Although the fact is rarely appreciated, humans function in—and rely upon—several different timescales simultaneously. The average human heart beats once per second. Lightning strikes in a hundredth of a second. A home computer executes a single software instruction in nanoseconds, or billionths of a second. Circuits have switching times in picoseconds, or trillionths of a second. The shorter time gets, the harder it is to keep up with.
The invention of the laser in the 1960s offered a boost to scientists struggling to keep pace. The most common type of laser works by exciting the atoms of a noble gas like neon. (Other lasers work with solids, such as rubies, or even with organic dyes.) As the atoms "relax" and their electrons fall back into place, the gas glows at a characteristic wavelength of light—visible, microwave, red, or blue; it all depends on the atom involved. A laser forces the light waves to travel in unison and focuses the glow into an intense beam of light.
Creating a laser pulse is trickier. Physicists first use tiny mirrors to make a light beam run back and forth across itself inside a laser. Where the waves of light interfere—where their peaks and valleys coincide—spots of darkness and spots of light result. Tiny, ultrafast shutters can then be used to eliminate all but a single wavelength. Voilà, a pulse of light.
By the late 1980s, the laser pulse had reached a record brevity of six femtoseconds. (For a rough sense of scale, one femtosecond is to 90 seconds what 90 seconds is to the age of the universe.) No longer were researchers relegated to watching before-and-after pictures of chemical reactions; now they could watch slow-motion movies of the intermediate states. In the years since, a new science, femtochemistry, has come to focus on the mechanics of photosynthesis and other molecular reactions. In 1999 Ahmed Zewail, at Caltech, won the Nobel Prize in chemistry for a series of elegant experiments that revealed how chemical bonds break and re-form over a timescale of 100 to 200 femtoseconds.
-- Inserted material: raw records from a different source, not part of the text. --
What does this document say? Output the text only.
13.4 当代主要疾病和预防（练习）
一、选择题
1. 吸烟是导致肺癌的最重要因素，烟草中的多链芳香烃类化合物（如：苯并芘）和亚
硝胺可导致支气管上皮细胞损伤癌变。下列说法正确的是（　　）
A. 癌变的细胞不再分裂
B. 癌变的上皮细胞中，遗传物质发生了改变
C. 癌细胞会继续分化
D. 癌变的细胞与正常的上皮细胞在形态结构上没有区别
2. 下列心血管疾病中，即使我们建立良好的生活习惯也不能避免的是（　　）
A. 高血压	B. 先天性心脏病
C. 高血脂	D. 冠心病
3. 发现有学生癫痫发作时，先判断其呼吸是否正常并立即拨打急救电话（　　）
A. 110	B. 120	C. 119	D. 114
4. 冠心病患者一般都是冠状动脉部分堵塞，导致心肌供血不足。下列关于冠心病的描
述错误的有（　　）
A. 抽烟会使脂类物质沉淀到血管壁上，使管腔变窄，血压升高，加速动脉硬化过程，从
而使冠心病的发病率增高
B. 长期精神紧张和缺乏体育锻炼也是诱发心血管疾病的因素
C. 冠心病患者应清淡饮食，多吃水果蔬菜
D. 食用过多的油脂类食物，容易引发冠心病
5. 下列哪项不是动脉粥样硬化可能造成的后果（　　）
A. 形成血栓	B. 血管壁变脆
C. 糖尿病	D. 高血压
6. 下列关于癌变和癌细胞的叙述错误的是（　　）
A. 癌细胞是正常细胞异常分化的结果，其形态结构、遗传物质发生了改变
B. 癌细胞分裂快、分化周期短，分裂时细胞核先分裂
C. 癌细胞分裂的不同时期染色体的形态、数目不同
The femtosecond pulse isn't just a camera shutter or a flashbulb; it has evolved into a powerful tool. It is superb for drilling tiny holes: Its energy is deposited so quickly, there's no time for the surrounding material to heat up, so there's less mess and inefficiency. Also, femtosecond pulses are only about a thousandth of a millimeter long. (In contrast, a pulse of light one second long would stretch from Earth to the moon.) Think of them as tiny bombs. They can be focused to strike just below the surface of a transparent material without actually piercing it. Femtosecond pulses are being used to etch optical waveguides inside panes of glass—a development that could revolutionize data storage and telecommunications. Femtosecond researchers are developing a new method of laser eye surgery that operates directly on the cornea without damaging the tissue above it.
"It's a way of putting your hand inside biological materials, and doing so with very little energy," Corkum says.
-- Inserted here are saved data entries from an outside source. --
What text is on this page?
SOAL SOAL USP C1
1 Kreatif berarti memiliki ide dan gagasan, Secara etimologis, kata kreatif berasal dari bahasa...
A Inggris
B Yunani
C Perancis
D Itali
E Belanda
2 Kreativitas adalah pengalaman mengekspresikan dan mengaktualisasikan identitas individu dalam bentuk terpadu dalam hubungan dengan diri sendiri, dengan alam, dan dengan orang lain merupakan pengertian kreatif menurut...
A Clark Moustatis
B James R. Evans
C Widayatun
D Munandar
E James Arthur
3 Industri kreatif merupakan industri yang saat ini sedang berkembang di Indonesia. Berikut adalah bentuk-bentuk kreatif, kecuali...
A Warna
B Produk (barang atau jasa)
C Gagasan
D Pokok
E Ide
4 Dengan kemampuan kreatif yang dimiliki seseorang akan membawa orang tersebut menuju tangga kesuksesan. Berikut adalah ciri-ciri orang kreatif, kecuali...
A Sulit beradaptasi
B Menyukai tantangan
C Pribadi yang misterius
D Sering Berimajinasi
In short, the femtosecond is great for handling whole atoms and molecules. But for the physicist interested in electrons, which are far smaller, lighter, and faster than the atomic nuclei they swarm around, that timescale is just too slow. "We're interested in taking this a step further," says Ferenc Krausz, a principal investigator of the study and a physicist at the Photonics Institute at the Vienna University of Technology.